La grande force des « Grandes espérances » réside dans sa galerie de personnages tous plus fantasques les uns que les autres. M. Wemmick, travaillant pour le tuteur de Pip, s’est construit un petit château-fort avec pont-levis en plein Londres. Il tire des coups de canon pour amuser son père. Mrs Pocket, totalement perdue dans son monde et insensible à ceux qui l’entourent, demande des nouvelles de sa mère à Pip… Et puis il y a l’incroyable Miss Havisham. Quel formidable témoignage de l’inventivité de Dickens ! Cette femme, délaissée le jour de son mariage, a décidé que le temps devait s’arrêter. Tout est resté intact depuis ce jour fatidique : « Je vis que tout ce qui aurait dû être blanc dans le champ de mon regard l’avait été jadis, mais était aujourd’hui sans lustre, jauni et fané. Je vis que la mariée dans sa robe nuptiale, était flétrie comme la robe et comme les fleurs et qu’elle n’avait plus d’éclat, sinon l’éclat de ses yeux au fond de leurs orbites. Je vis que la robe avait été posée jadis sur le corps arrondi d’une jeune femme, et qu’elle béait à présent sur un corps qui n’était plus qu’os et peau. » Le gâteau de mariage trône toujours sur la table, les horloges sont arrêtées sur l’heure où Miss Havisham apprit que son fiancé ne viendrait pas. Je suis fascinée par ce personnage, l’idée de Dickens est brillante et est l’illustration parfaite de l’idée centrale du roman : les espérances déçues.

Je vous l’ai déjà dit, Charles Dickens est un génie et ce ne sont pas « De grandes espérances » qui me feront changer d’avis ! L’auteur y fait preuve d’une grande sobriété qui convient parfaitement à la tonalité mélancolique du récit. La truculence est moins présente mais l’émotion est bel et bien là. Pip est un beau personnage, profond et infiniment humain.

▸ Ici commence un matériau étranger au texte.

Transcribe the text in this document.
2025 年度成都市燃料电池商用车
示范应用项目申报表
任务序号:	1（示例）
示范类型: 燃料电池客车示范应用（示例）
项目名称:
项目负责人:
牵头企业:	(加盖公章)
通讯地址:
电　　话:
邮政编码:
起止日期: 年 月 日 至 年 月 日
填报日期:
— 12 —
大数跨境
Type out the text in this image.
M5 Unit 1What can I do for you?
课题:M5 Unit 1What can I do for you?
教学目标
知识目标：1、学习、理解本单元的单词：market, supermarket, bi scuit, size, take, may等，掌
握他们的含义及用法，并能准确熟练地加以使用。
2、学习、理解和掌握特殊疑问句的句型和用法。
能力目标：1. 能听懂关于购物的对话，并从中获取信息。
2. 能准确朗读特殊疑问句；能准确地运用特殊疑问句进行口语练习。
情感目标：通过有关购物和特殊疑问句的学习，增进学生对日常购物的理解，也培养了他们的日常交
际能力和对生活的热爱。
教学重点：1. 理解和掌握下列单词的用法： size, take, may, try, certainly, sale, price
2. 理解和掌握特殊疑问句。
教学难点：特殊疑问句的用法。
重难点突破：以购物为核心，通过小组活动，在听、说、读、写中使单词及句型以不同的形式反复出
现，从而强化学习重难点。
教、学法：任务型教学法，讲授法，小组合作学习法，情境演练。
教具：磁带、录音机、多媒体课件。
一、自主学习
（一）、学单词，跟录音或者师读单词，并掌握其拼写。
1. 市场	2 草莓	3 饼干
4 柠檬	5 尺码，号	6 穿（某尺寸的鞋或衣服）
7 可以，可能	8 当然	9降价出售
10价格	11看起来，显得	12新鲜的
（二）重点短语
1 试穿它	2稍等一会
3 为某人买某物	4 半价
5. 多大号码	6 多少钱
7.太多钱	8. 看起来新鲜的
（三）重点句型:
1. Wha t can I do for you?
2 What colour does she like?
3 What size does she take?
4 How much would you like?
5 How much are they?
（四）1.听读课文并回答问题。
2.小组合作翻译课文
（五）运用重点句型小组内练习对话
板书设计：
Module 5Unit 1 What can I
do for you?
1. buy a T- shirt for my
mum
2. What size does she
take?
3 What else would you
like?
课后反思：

Le chapeau de M. Briggs de Kate Colquhoun

Le 9 juillet 1864, un évènement fait basculer la tranquillité du royaume de la reine Victoria. En ce fameux été pestilentiel, le chef de gare Benjamin Ames fit une découverte macabre : un compartiment de 1ère classe de la North Londaon Railway est tâché de sang. A l’intérieur, il découvre également un sac de cuir, un chapeau et une canne à lourd pommeau maculé de sang. Après des recherches, le corps d’un homme est trouvé sur les voies. L’homme est sévèrement blessé à la tête et décèdera quelques heures plus tard. Les objets retrouvés dans la compartiment permettent d’identifier la victime, il s’agit de Thomas Briggs, employé de banque à la City. Un homme respectable, très probablement assassiné dans un train, voilà une affaire épineuse qui nécessite une résolution rapide pour calmer les esprits. Les enquêteurs de Scotland Yard ont un point de départ : le chapeau découvert dans le wagon n’est pas celui de M. Briggs. Tout le mystère réside dans cet objet : à qui appartient-il et où se trouve le chapeau de M. Briggs ?

L’historienne Kate Colquhoun s’est emparé de manière magistrale de ce fait divers qui en dit long sur l’époque victorienne. « La mort de Thomas Briggs signifiait que, pour la première fois depuis l’invention du chemin de fer, un meurtre avait eu lieu à bord d’un train anglais. » Le train est l’une des inventions majeures du XIXème siècle et on sait à quel point l’Angleterre y a passionnément adhéré. Il réduit les distances, le transport de marchandises, permet les loisirs et le développement des affaires. Des romanciers comme Charles Dickens en font l’apologie. Mais le train défigure les paysages (c’est une des peurs des habitantes de Cranford dans l’adaptation BBC) et les accidents frappent les esprits (Dickens ne se remettra jamais de son terrible accident à Stappelhurst). L’image du train est déjà fragilisée et le meurtre du banquier va augmenter l’angoisse des Anglais. La sécurité de ce moyen de transport est remis en doute. La rapidité, la brutalité de l’agression stupéfient mais pire que tout : personne n’a rien vu ou entendu. La méfiance s’installe.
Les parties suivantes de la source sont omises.